Beneficially own means having the economic rights and risks of a security—such as the right to receive dividends, sell the shares, or profit from price changes—whether or not your name appears on the official share register. Think of it like renting a car: you use it and reap the benefits even if the title lists someone else. Investors care because beneficial ownership determines who truly controls value, must be disclosed under securities rules, and can signal potential influence or trading activity that affects a stock’s price.
pecuniary interest financial
"Lubar disclaims beneficial ownership in the shares owned by LEF, except to the extent of his respective pecuniary interest therein."
voting and dispositive power financial
"Lubar & Co. serves as investment manager over, and exercises in its sole discretion the entire voting and dispositive power"
Second Amended and Restated 2008 Restricted Stock Unit Plan financial
"Vested shares will be delivered to the reporting person pursuant to the terms of the Second Amended and Restated 2008 Restricted Stock Unit Plan."
FAQ
What did Hallador Energy (HNRG) director David J. Lubar receive in this Form 4 filing?
David J. Lubar received 6,316 Restricted Stock Units (RSUs) as his total annual equity compensation for serving on Hallador Energy’s board. Each RSU can convert into one share of common stock under the company’s restricted stock unit plan.
How do the 6,316 RSUs for HNRG’s David J. Lubar work?
Each of the 6,316 RSUs represents a contingent right to receive one Hallador Energy common share. Delivery of shares will occur pursuant to the Second Amended and Restated 2008 Restricted Stock Unit Plan after the units vest under the plan terms.
When do David J. Lubar’s Hallador Energy RSUs vest?
The 6,316 RSUs will fully vest on May 27, 2027, provided Lubar continues his service through that date. Vesting and settlement remain subject to the conditions in Hallador Energy’s Second Amended and Restated 2008 Restricted Stock Unit Plan and applicable award agreement.
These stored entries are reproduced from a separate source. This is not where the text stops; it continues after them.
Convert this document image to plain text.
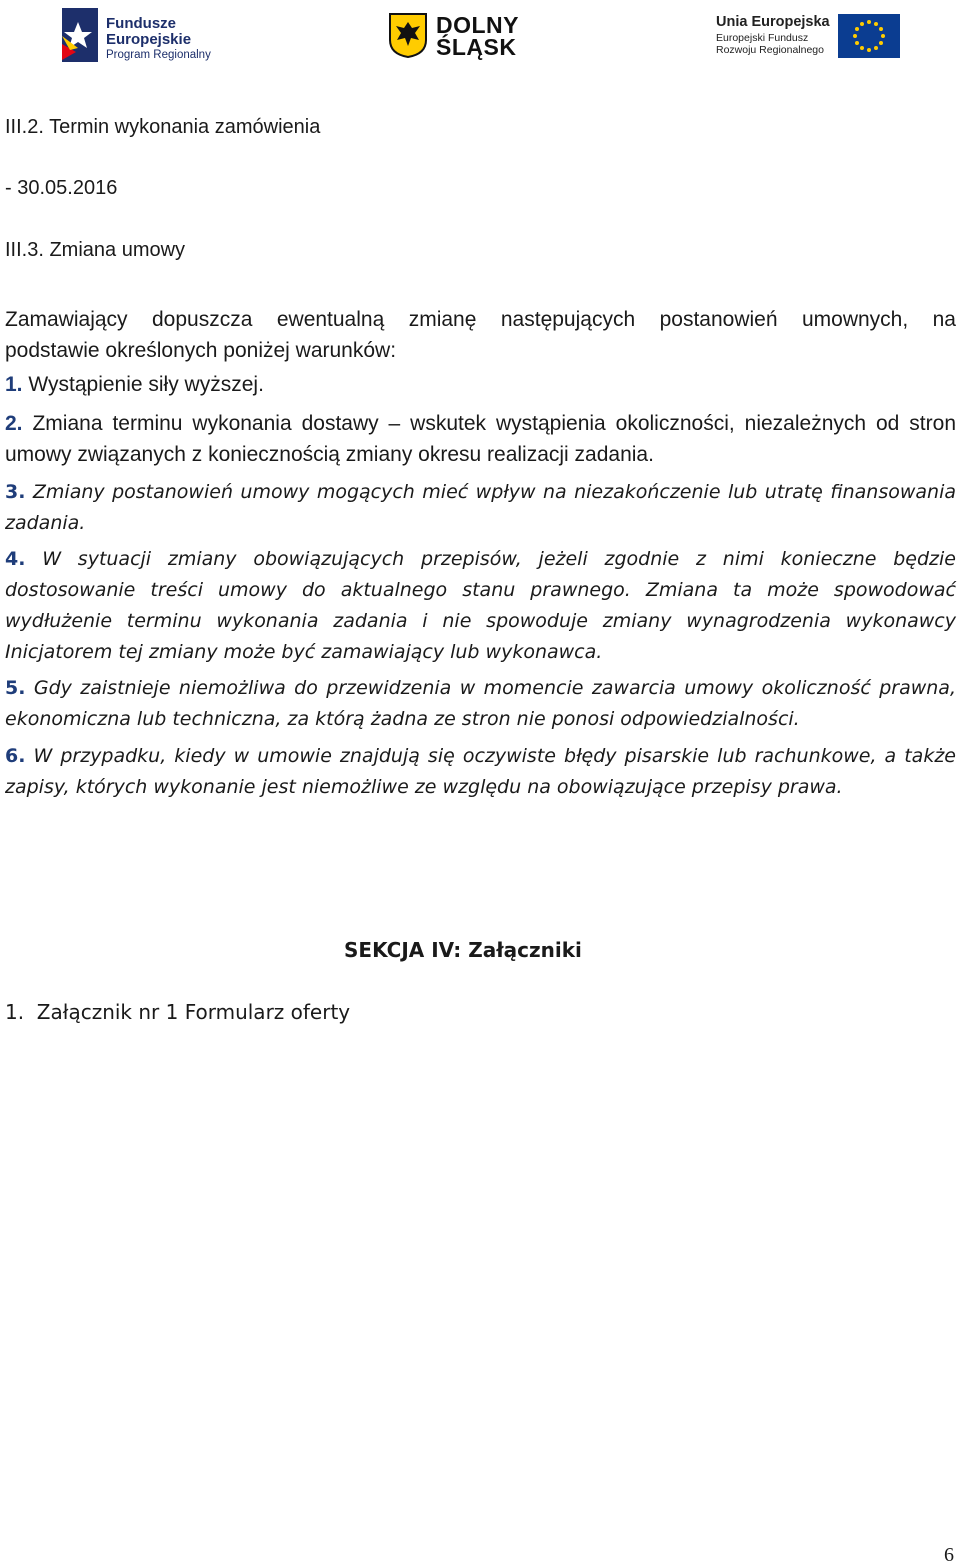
Fundusze
Europejskie
Program Regionalny
DOLNY
ŚLĄSK
Unia Europejska
Europejski Fundusz
Rozwoju Regionalnego
III.2. Termin wykonania zamówienia
- 30.05.2016
III.3. Zmiana umowy
Zamawiający dopuszcza ewentualną zmianę następujących postanowień umownych, na
podstawie określonych poniżej warunków:
1. Wystąpienie siły wyższej.
2. Zmiana terminu wykonania dostawy – wskutek wystąpienia okoliczności, niezależnych od stron umowy związanych z koniecznością zmiany okresu realizacji zadania.
3. Zmiany postanowień umowy mogących mieć wpływ na niezakończenie lub utratę finansowania zadania.
4. W sytuacji zmiany obowiązujących przepisów, jeżeli zgodnie z nimi konieczne będzie dostosowanie treści umowy do aktualnego stanu prawnego. Zmiana ta może spowodować wydłużenie terminu wykonania zadania i nie spowoduje zmiany wynagrodzenia wykonawcy Inicjatorem tej zmiany może być zamawiający lub wykonawca.
5. Gdy zaistnieje niemożliwa do przewidzenia w momencie zawarcia umowy okoliczność prawna, ekonomiczna lub techniczna, za którą żadna ze stron nie ponosi odpowiedzialności.
6. W przypadku, kiedy w umowie znajdują się oczywiste błędy pisarskie lub rachunkowe, a także zapisy, których wykonanie jest niemożliwe ze względu na obowiązujące przepisy prawa.
SEKCJA IV: Załączniki
1.  Załącznik nr 1 Formularz oferty
6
What indirect HNRG holdings are associated with David J. Lubar’s investment entities?
The filing lists shares held by Lubar Equity Fund LLC, Lubar Opportunity Fund I, and SM Opportunity Fund LLC, with Lubar & Co. as investment manager holding voting and dispositive power. Lubar may be deemed a beneficial owner but disclaims ownership beyond his pecuniary interest.
Is David J. Lubar’s RSU grant a market purchase or sale of HNRG stock?
No, the 6,316-unit grant is a compensation-related award, not an open-market trade. It is classified as a grant or award acquisition under code A and reflects equity compensation for board service rather than a discretionary stock purchase or sale.